Hi guys,
I am sculpting my own character following the INTRODUCTION OF CHARACTER MODELING course, but I'm not catching something about the performance, I'm afraid that my understanding about dyntopo and all that stuff is low to solve it. About my question, this is my result while sculpting:
And the course has a sandy look in the nail-finger that it's cool and more manipulable:
I do add "mesh" with clay strips brush, I increase the detail size having active Dyntopo, but the result is that of the first image...
Well, at last, teacher's workflow is so easy and looks too smoothy... How could I get that results?? Is there any lesson inside of another course that helps me to understand? Or maybe you see anything I'm doing wrong?
Thanks in advance
Hi Carles lleo_buit ,
I'm afraid, that is just practice, practice and practice.
But I must say, that you are already really good! Nothing to worry about, I'd say.

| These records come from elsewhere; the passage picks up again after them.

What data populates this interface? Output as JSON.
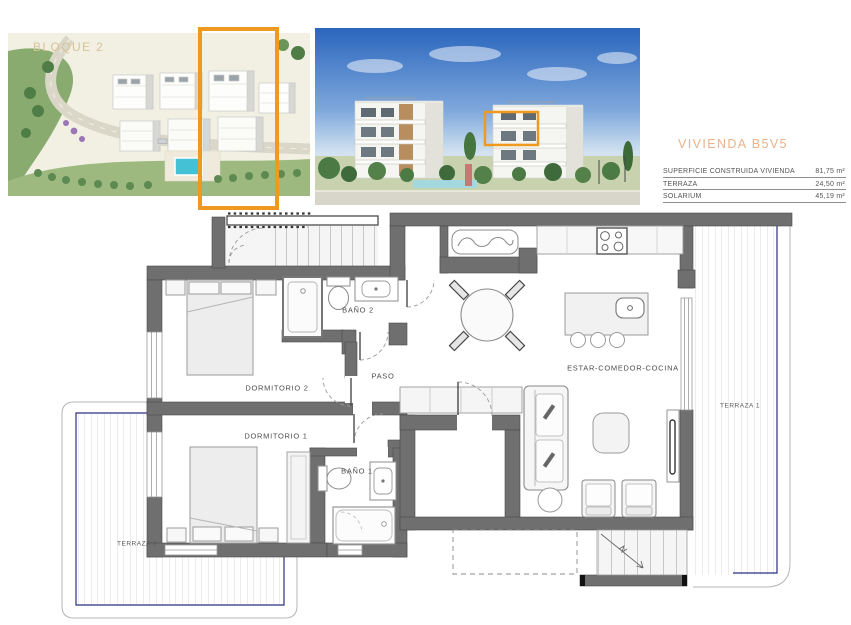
{
  "colors": {
    "accent_orange": "#F0991F",
    "caption_tan": "#D8C398",
    "title_peach": "#EAB28A",
    "wall_gray": "#6F6F6F",
    "terrace_blue": "#2B2E83",
    "pool_blue": "#45C1D6",
    "label_gray": "#4D4D4D"
  },
  "photos": {
    "aerial": {
      "caption": "BLOQUE 2"
    },
    "street": {}
  },
  "unit": {
    "title": "VIVIENDA B5V5",
    "specs": [
      {
        "label": "SUPERFICIE CONSTRUIDA VIVIENDA",
        "value": "81,75 m²"
      },
      {
        "label": "TERRAZA",
        "value": "24,50 m²"
      },
      {
        "label": "SOLARIUM",
        "value": "45,19 m²"
      }
    ]
  },
  "plan": {
    "rooms": [
      {
        "id": "bano2",
        "label": "BAÑO 2"
      },
      {
        "id": "dormitorio2",
        "label": "DORMITORIO 2"
      },
      {
        "id": "paso",
        "label": "PASO"
      },
      {
        "id": "estar",
        "label": "ESTAR-COMEDOR-COCINA"
      },
      {
        "id": "dormitorio1",
        "label": "DORMITORIO 1"
      },
      {
        "id": "bano1",
        "label": "BAÑO 1"
      },
      {
        "id": "terraza1",
        "label": "TERRAZA 1"
      },
      {
        "id": "terraza2",
        "label": "TERRAZA 2"
      }
    ]
  }
}
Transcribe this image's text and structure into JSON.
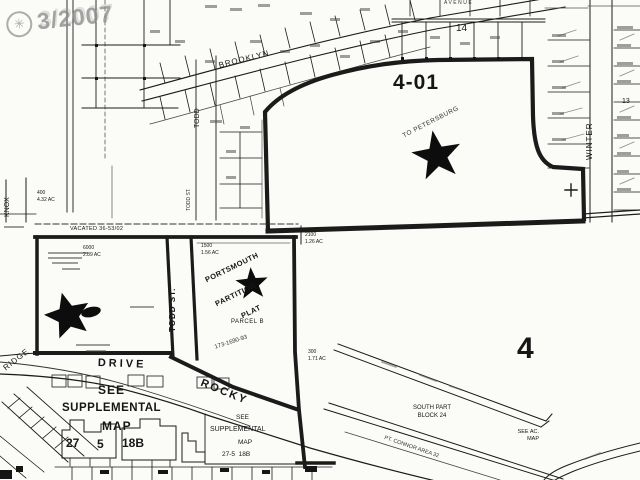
{
  "stamp": {
    "symbol": "✳",
    "date": "3/2007"
  },
  "streets": {
    "avenue": "AVENUE",
    "brooklyn": "BROOKLYN",
    "winter": "WINTER",
    "todd": "TODD",
    "todd_st_upper": "TODD ST.",
    "todd_st": "TODD ST.",
    "knox": "KNOX",
    "drive": "DRIVE",
    "rocky": "ROCKY",
    "ridge": "RIDGE",
    "connor": "PT. CONNOR AREA 32"
  },
  "labels": {
    "block_401": "4-01",
    "to_petersburg": "TO PETERSBURG",
    "lot_14": "14",
    "lot_13": "13",
    "section_4": "4",
    "vacated": "VACATED 36-53/02",
    "portsmouth_1": "PORTSMOUTH",
    "portsmouth_2": "PARTITION",
    "portsmouth_3": "PLAT",
    "parcel_b": "PARCEL B",
    "plat_vol": "173-1690-93",
    "lot1500_num": "1500",
    "lot1500_area": "1.56 AC",
    "lot6000_num": "6000",
    "lot6000_area": "2.89 AC",
    "lot400_num": "400",
    "lot400_area": "4.32 AC",
    "lot2100_num": "2100",
    "lot2100_area": "1.26 AC",
    "lot300_num": "300",
    "lot300_area": "1.71 AC",
    "south_part_1": "SOUTH PART",
    "south_part_2": "BLOCK 24",
    "see_ac_1": "SEE AC.",
    "see_ac_2": "MAP"
  },
  "supplemental_large": {
    "see": "SEE",
    "supplemental": "SUPPLEMENTAL",
    "map": "MAP",
    "ref_1": "27",
    "ref_2": "5",
    "ref_3": "18B"
  },
  "supplemental_small": {
    "see": "SEE",
    "supplemental": "SUPPLEMENTAL",
    "map": "MAP",
    "ref": "27-5  18B"
  }
}
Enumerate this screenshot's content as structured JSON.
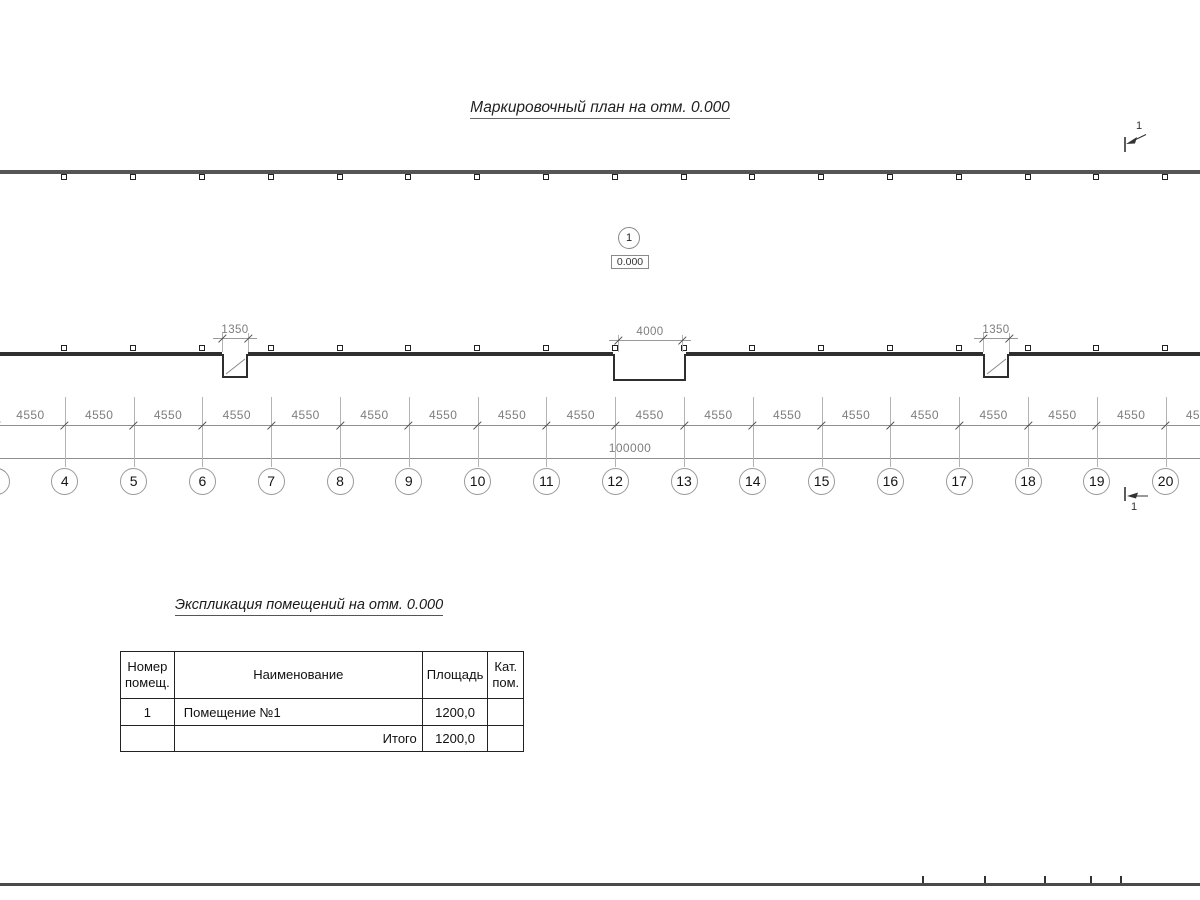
{
  "plan": {
    "title": "Маркировочный план на отм. 0.000",
    "room_marker": {
      "number": "1",
      "elevation": "0.000"
    },
    "section_marks": {
      "top_label": "1",
      "bottom_label": "1"
    },
    "axes": {
      "labels": [
        "3",
        "4",
        "5",
        "6",
        "7",
        "8",
        "9",
        "10",
        "11",
        "12",
        "13",
        "14",
        "15",
        "16",
        "17",
        "18",
        "19",
        "20",
        "21"
      ]
    },
    "dimensions": {
      "bay": "4550",
      "total": "100000",
      "openings": [
        "1350",
        "4000",
        "1350"
      ]
    }
  },
  "schedule": {
    "title": "Экспликация помещений на отм. 0.000",
    "headers": {
      "number_l1": "Номер",
      "number_l2": "помещ.",
      "name": "Наименование",
      "area": "Площадь",
      "category_l1": "Кат.",
      "category_l2": "пом."
    },
    "rows": [
      {
        "number": "1",
        "name": "Помещение №1",
        "area": "1200,0",
        "category": ""
      }
    ],
    "total": {
      "label": "Итого",
      "value": "1200,0"
    }
  }
}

Thank you, Martin! So, as per your knowledge there is no way to get that sandy look? I see Kent's look (I'd say the teacher is him) and I think I am doing so wrong...:(
Oh you can get that, but it takes practice.
And it doesn't have to look exactly the same...Maybe try using the Smooth Brush with a low Strength a bit more...It's a lot of going back and forth...adding material (Clay Brush, Inflate Brush, Clay Strips,....) and removing by Smoothing, or using something like the Scrape Brush...
What Brush to use when, is partially preference and by practicing a lot, you''l develop you own workflow.
I agree, it's mostly practice. Same thing happened to me, I was banging my head as to why mine didn't look the same as the teacher's only to realize that they had been doing this for much more longer time than I had. As you practice more and more you'll get comfortable with it all. But when it comes to your pictures, I can see you also need resolution so you don't have those big polygons.
Thanks, guys. Omar, how could I increase resolution to the mesh? Could you explain to me in short?
Basically decease the detail size in Dynamic Topology to get more resolution of the mesh.
Kent explains it in this lesson:
Oh my god! Just when I asked I found it! Thank you, guys! You're the best!